Detailed and binding information on which documents you have to enclose with a DAAD application can be found in the respective scholarship announcements of the DAAD. At this point, however, we would like to clarify a few questions about the application documents, which we receive again and again.
In the case ofDAAD scholarships, grades are an important decision criterion.
The DAAD Study Plan should describe as precisely as possible the intended goal of the stay abroad, take into account the courses at the host university and, if possible, be agreed with a university teacher of the German higher education institution responsible for the subject. Important: research well!
In most cases you will need an expert opinion. The exact number is stated in the respective scholarship announcement and/or in the application requirements of the foreign higher education institution.
Ask a university teacher who is able to assess your academic achievements precisely whether she will write you an expert opinion. Generally, this should be a professor, but exceptions are also made. For applicants who have not yet passed the preliminary examination or the preliminary diploma, the DAAD accepts expert opinions from academic staff or assistants who have been countersigned by the responsible university teacher. Under no circumstances will expert reports by language lecturers be accepted.

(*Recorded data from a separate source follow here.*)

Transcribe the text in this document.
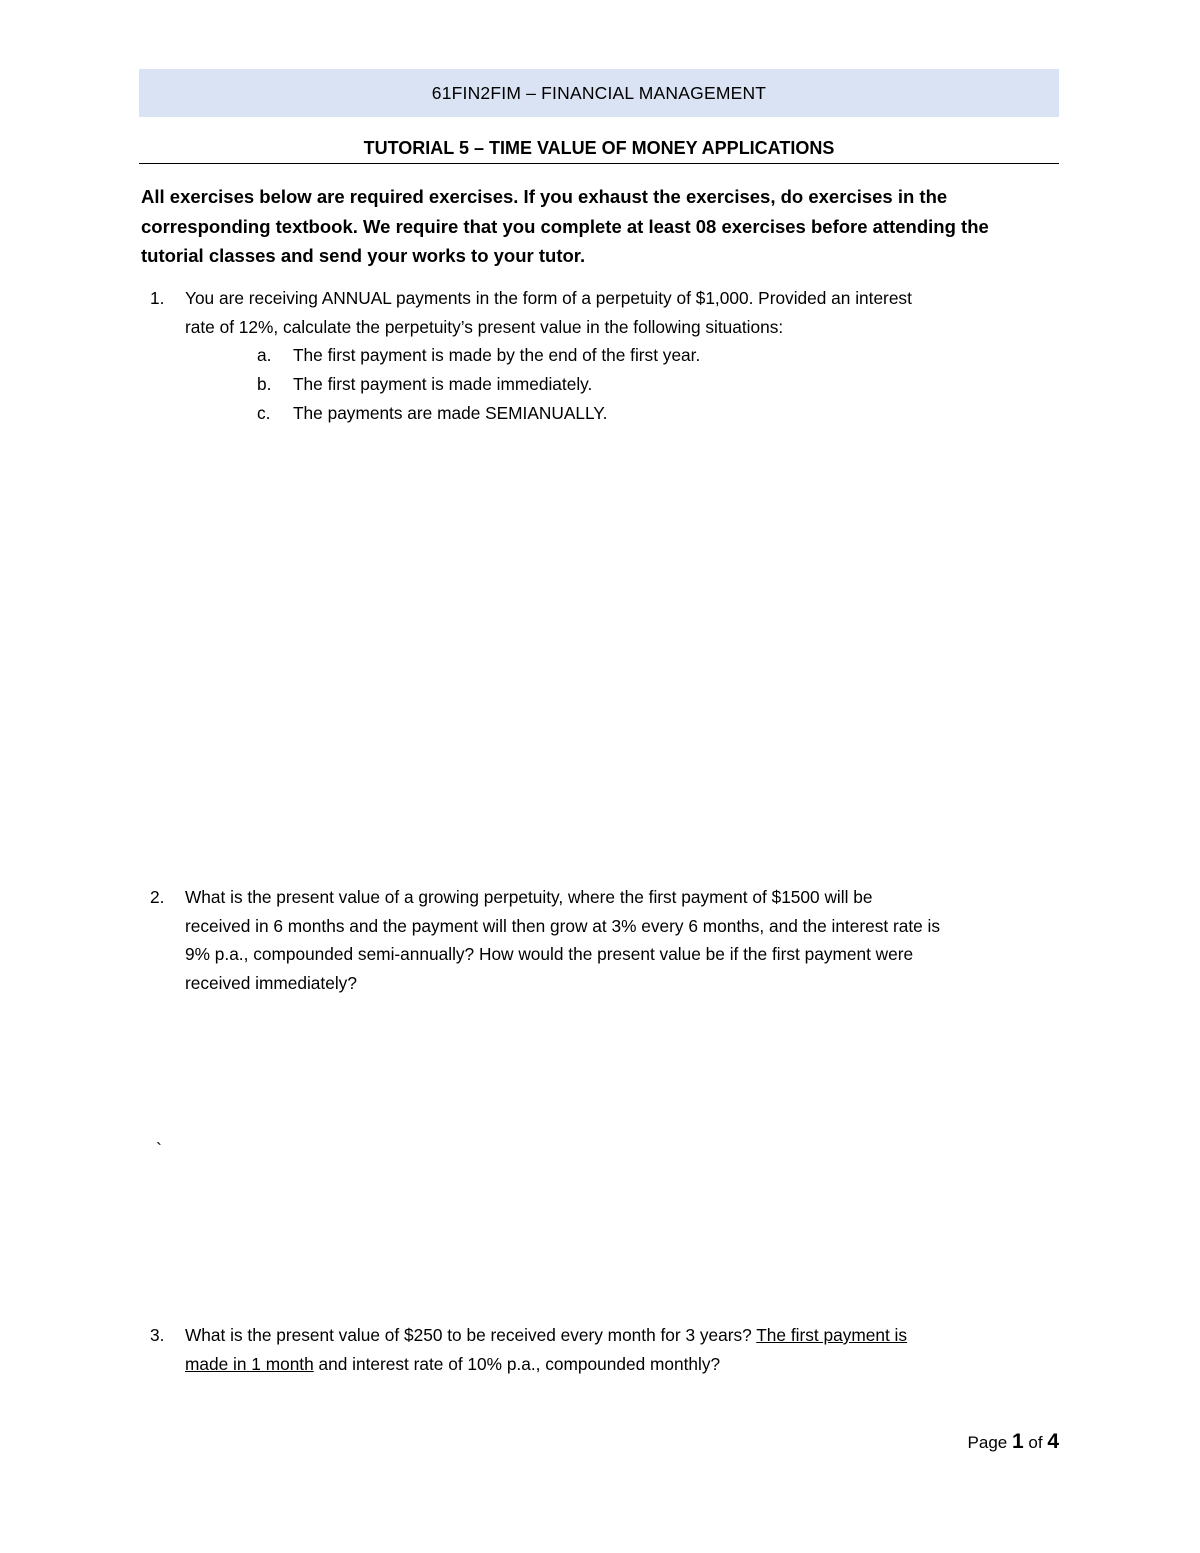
61FIN2FIM – FINANCIAL MANAGEMENT
TUTORIAL 5 – TIME VALUE OF MONEY APPLICATIONS
All exercises below are required exercises. If you exhaust the exercises, do exercises in the
corresponding textbook. We require that you complete at least 08 exercises before attending the
tutorial classes and send your works to your tutor.
1. You are receiving ANNUAL payments in the form of a perpetuity of $1,000. Provided an interest
rate of 12%, calculate the perpetuity’s present value in the following situations:
a. The first payment is made by the end of the first year.
b. The first payment is made immediately.
c. The payments are made SEMIANUALLY.
2. What is the present value of a growing perpetuity, where the first payment of $1500 will be
received in 6 months and the payment will then grow at 3% every 6 months, and the interest rate is
9% p.a., compounded semi-annually? How would the present value be if the first payment were
received immediately?
`
3. What is the present value of $250 to be received every month for 3 years? The first payment is
made in 1 month and interest rate of 10% p.a., compounded monthly?
Page 1 of 4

You can only read the review yourself if the reviewer tells you to read it. In any case, the review must be enclosed with the application in a sealed envelope, which must not be opened by you! Open expert opinions are considered worthless especially in Anglo-Saxon countries, since it is assumed that they are not written honestly enough as a courtesy.
In an emergency, you can also use an older expert opinion if it is still of a more recent date (in no case older than two semesters!) and the content is tailored to your application project. However, it always makes a better impression to enclose more recent reports.